Что касается специфически Америки, так это удивительный рост доходов у верхушки (1 % и 0,1 % – самые богатые) и необычайный уровень бедности у низших слоев. Эта тенденция в большей степени характерна для Соединенных Штатов, чем для Европы, и проистекает из различительной американской политики, начиная с менее прогрессивной налоговой системы, более слабых систем страхования и систем социальной защиты, образовательной системы (где образовательные, социальные и экономические достижения ребенка в большей, по сравнению с другими странами, степени связываются с достижениями их родителей) и заканчивая незначительной ролью профсоюзов и значительной ролью банков, особенно после рейгановского пыла на ниве дерегулирования.

На протяжении всей своей истории Америка боролась с неравенством. Однако в условиях налоговой политики и регуляций, которые существовали в период после Второй мировой войны, и серьезных инвестиций в образование (таких, как GI Bill) положение дел улучшается. Происходит снижение налогов наверху, и дерегулирование, начатое Рейганом, сохраняет эту тенденцию.

Как отметил участник одного из моих семинаров, существуют двусторонние отношения между неравенством до и после уплаты налогов. Тот факт, что Соединенные Штаты имеют наименее прогрессивную систему налогообложения и наибольшую степень неравенства в «рыночных» доходах, уже не может быть случайным. Это систематически подтверждают данные: в среднем, в государстве с менее прогрессивным налогообложением имеет место бо́льшая степень неравенства. Отчасти это происходит из-за того, что общества с бо́льшим экономическим неравенством, как правило, реализуют и бо́льшее политическое неравенство, особенно когда первое достигает слишком серьезных масштабов, что можно пронаблюдать в Америке и некоторых других странах. А при политической системе, которая позволяет богатым иметь больше влияния, нельзя удивляться тому, насколько низкими для них могут быть налоговые ставки.

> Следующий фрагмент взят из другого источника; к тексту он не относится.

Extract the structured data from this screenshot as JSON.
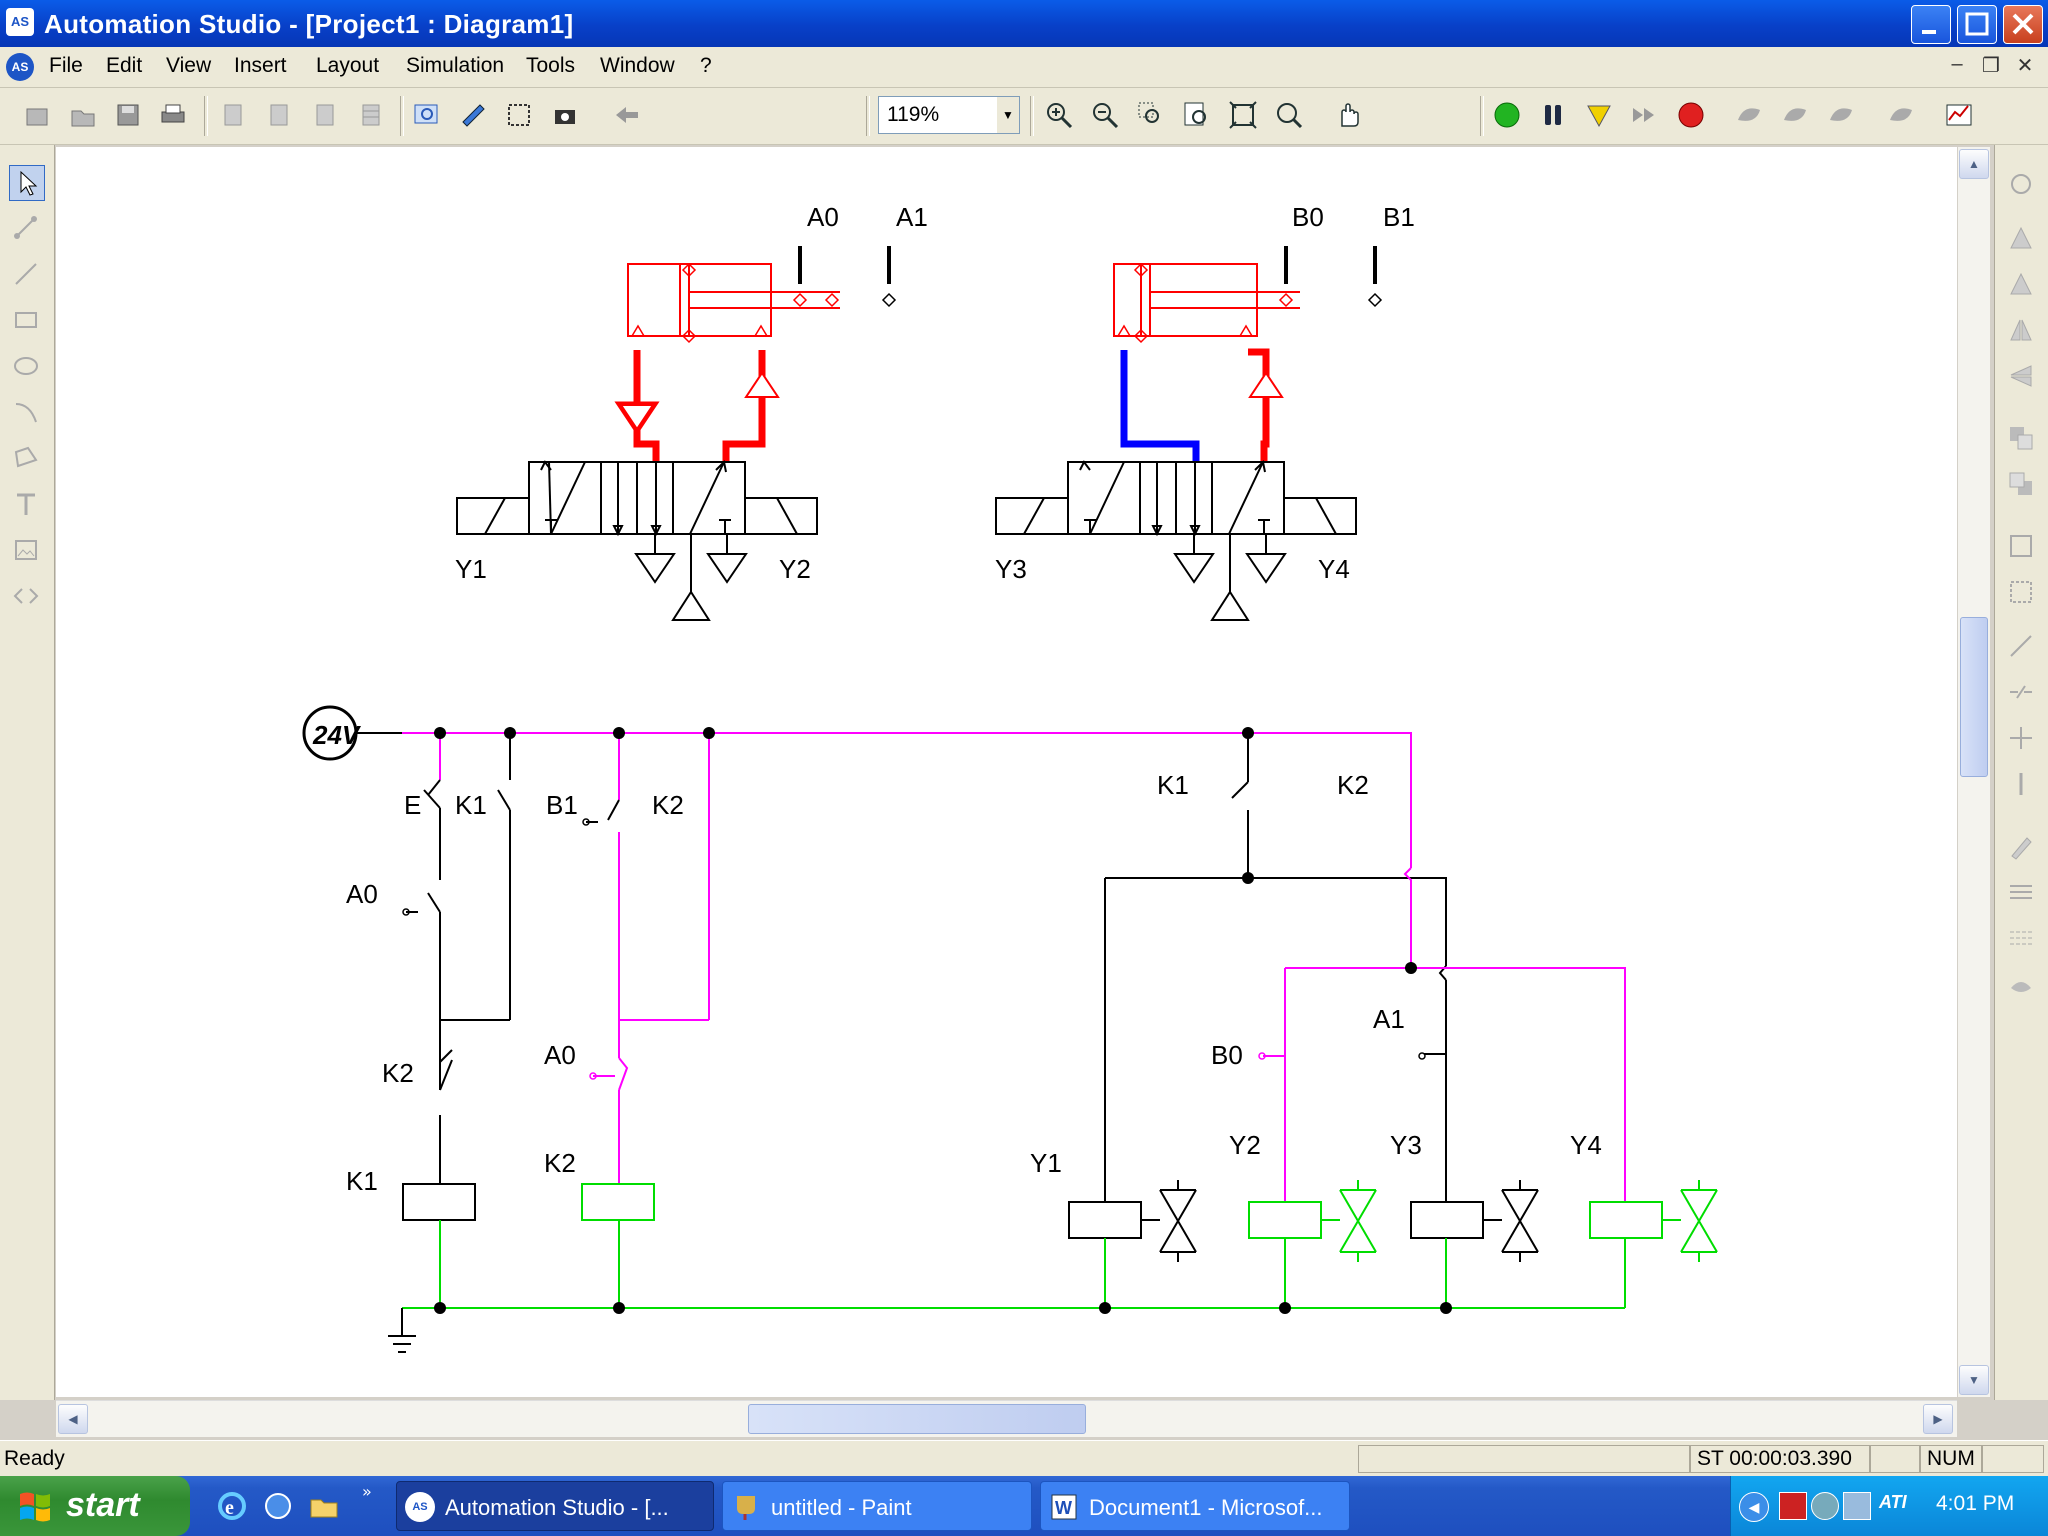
{
  "window": {
    "title": "Automation Studio - [Project1 : Diagram1]",
    "app_icon": "AS"
  },
  "menu": {
    "items": [
      "File",
      "Edit",
      "View",
      "Insert",
      "Layout",
      "Simulation",
      "Tools",
      "Window",
      "?"
    ]
  },
  "toolbar": {
    "zoom": "119%"
  },
  "diagram": {
    "sensors": [
      "A0",
      "A1",
      "B0",
      "B1"
    ],
    "solenoids": [
      "Y1",
      "Y2",
      "Y3",
      "Y4"
    ],
    "supply": "24V",
    "ladder": {
      "ps_label": "E",
      "k1_a": "K1",
      "b1_a": "B1",
      "k2_a": "K2",
      "a0_a": "A0",
      "k2_b": "K2",
      "a0_b": "A0",
      "k1_coil": "K1",
      "k2_coil": "K2",
      "k1_b": "K1",
      "k2_c": "K2",
      "a1": "A1",
      "b0": "B0",
      "y1": "Y1",
      "y2": "Y2",
      "y3": "Y3",
      "y4": "Y4"
    },
    "colors": {
      "pressure": "#ff0000",
      "exhaust": "#0000ff",
      "active": "#ff00ff",
      "ground": "#00dd00",
      "line": "#000000"
    }
  },
  "status": {
    "ready": "Ready",
    "time": "ST 00:00:03.390",
    "num": "NUM"
  },
  "taskbar": {
    "start": "start",
    "tasks": [
      "Automation Studio - [...",
      "untitled - Paint",
      "Document1 - Microsof..."
    ],
    "clock": "4:01 PM"
  }
}
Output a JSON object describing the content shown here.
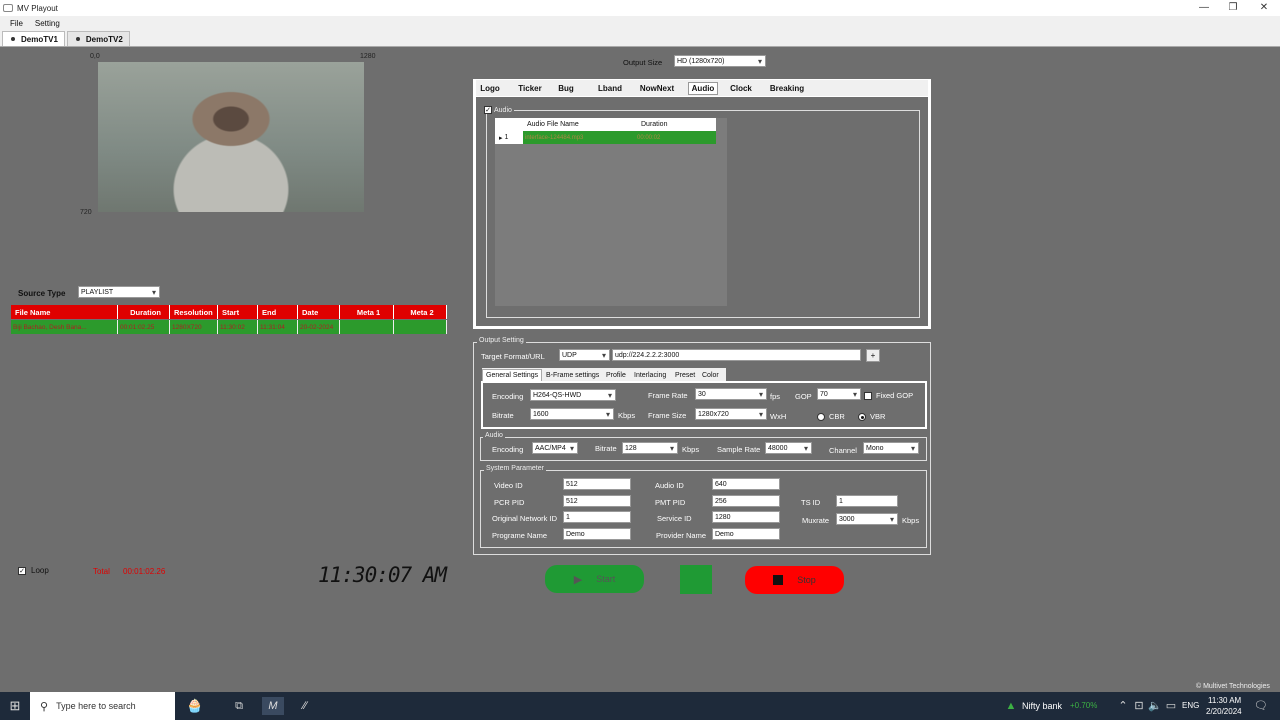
{
  "window": {
    "title": "MV Playout",
    "min": "—",
    "max": "❐",
    "close": "✕"
  },
  "menu": [
    "File",
    "Setting"
  ],
  "channel_tabs": [
    "DemoTV1",
    "DemoTV2"
  ],
  "preview": {
    "x0": "0,0",
    "x1": "1280",
    "y1": "720"
  },
  "output_size": {
    "label": "Output Size",
    "value": "HD (1280x720)"
  },
  "panel_tabs": [
    "Logo",
    "Ticker",
    "Bug",
    "Lband",
    "NowNext",
    "Audio",
    "Clock",
    "Breaking"
  ],
  "audio": {
    "checkbox_label": "Audio",
    "col_name": "Audio File Name",
    "col_duration": "Duration",
    "rows": [
      {
        "index": "1",
        "name": "interface-124484.mp3",
        "duration": "00:00:02"
      }
    ]
  },
  "source": {
    "label": "Source Type",
    "value": "PLAYLIST"
  },
  "playlist": {
    "headers": [
      "File Name",
      "Duration",
      "Resolution",
      "Start",
      "End",
      "Date",
      "Meta 1",
      "Meta 2"
    ],
    "rows": [
      [
        "Biji Bachao, Desh Bana...",
        "00:01:02.25",
        "1280X720",
        "11:30:02",
        "11:31:04",
        "20-02-2024",
        "",
        ""
      ]
    ]
  },
  "loop": {
    "label": "Loop",
    "total_label": "Total",
    "total_value": "00:01:02.26"
  },
  "clock": "11:30:07 AM",
  "output_setting": {
    "title": "Output Setting",
    "target_label": "Target Format/URL",
    "format": "UDP",
    "url": "udp://224.2.2.2:3000",
    "plus": "+",
    "subtabs": [
      "General Settings",
      "B-Frame settings",
      "Profile",
      "Interlacing",
      "Preset",
      "Color"
    ],
    "encoding_label": "Encoding",
    "encoding": "H264-QS-HWD",
    "bitrate_label": "Bitrate",
    "bitrate": "1600",
    "kbps": "Kbps",
    "framerate_label": "Frame Rate",
    "framerate": "30",
    "fps": "fps",
    "framesize_label": "Frame Size",
    "framesize": "1280x720",
    "wxh": "WxH",
    "gop_label": "GOP",
    "gop": "70",
    "fixed_gop": "Fixed GOP",
    "cbr": "CBR",
    "vbr": "VBR"
  },
  "audio_out": {
    "title": "Audio",
    "encoding_label": "Encoding",
    "encoding": "AAC/MP4",
    "bitrate_label": "Bitrate",
    "bitrate": "128",
    "kbps": "Kbps",
    "samplerate_label": "Sample Rate",
    "samplerate": "48000",
    "channel_label": "Channel",
    "channel": "Mono"
  },
  "system": {
    "title": "System Parameter",
    "video_id_label": "Video ID",
    "video_id": "512",
    "pcr_pid_label": "PCR PID",
    "pcr_pid": "512",
    "onid_label": "Original Network ID",
    "onid": "1",
    "program_label": "Programe Name",
    "program": "Demo",
    "audio_id_label": "Audio ID",
    "audio_id": "640",
    "pmt_pid_label": "PMT PID",
    "pmt_pid": "256",
    "service_id_label": "Service ID",
    "service_id": "1280",
    "provider_label": "Provider Name",
    "provider": "Demo",
    "ts_id_label": "TS ID",
    "ts_id": "1",
    "muxrate_label": "Muxrate",
    "muxrate": "3000",
    "muxrate_unit": "Kbps"
  },
  "controls": {
    "start": "Start",
    "stop": "Stop"
  },
  "footer": "© Multivet Technologies",
  "taskbar": {
    "search": "Type here to search",
    "ticker_name": "Nifty bank",
    "ticker_change": "+0.70%",
    "lang": "ENG",
    "time": "11:30 AM",
    "date": "2/20/2024"
  },
  "colors": {
    "green": "#2c9a2c",
    "red": "#e00000",
    "panel_bg": "#6e6e6e"
  }
}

Однако есть и другое объяснение.

Я в главе 2 постараюсь объяснить, в какой степени неравенство, особенно на верхушке, связано с рентоориентированным поведением. Оно, как правило. является деструктивным, потому как его сторонники зарабатывают для себя меньше, чем забирают у других, поэтому их разрушительные силы в финансовом секторе совершенно очевидны. Чем большее количество их прибыли облагается налогом, тем меньшие ресурсы могут быть направлены на саму реализацию рентоориентированного поведения и тем больше усилий направляется в те сферы, где труд не оплачивается так хорошо, но где увеличение национального дохода удовлетворяется своим собственным правом.

Есть ли надежда?

Мне бы хотелось завершить обсуждение лишь слегка затронутого вопроса в последней главе этой книги. Этот вопрос встает снова и снова и заключается он в том, есть ли какая-нибудь надежда? Американцы – довольно оптимистическая нация, они хотят верить в то, что выход есть. Как экономист я должен признать, что есть некоторые лучи надежды, несмотря на то, что причины отчаяния более чем очевидны: низкий уровень равенства возможностей предполагает такой уровень неравенства в будущем, который может быть еще хуже нынешнего. Экономическая политика, которая может понизить высокий уровень неравенства, ясна. Но связь между экономическим и политическим неравенством оставляет перспективы этой политики под вопросом.

С другой стороны, в своей книге я описываю и другие страны, которым удалось понизить уровень неравенства, – неважно, удалось его остановить или он все же продолжает расти. Один из основных посылов этой книги состоит в том, что наша экономика, наша демократия и наше общество – все получат только преимущества от уменьшения неравенства и увеличения равенства в возможностях. Некоторые страны, кажется, осознали это. Вопрос в том: осознала ли это Америка?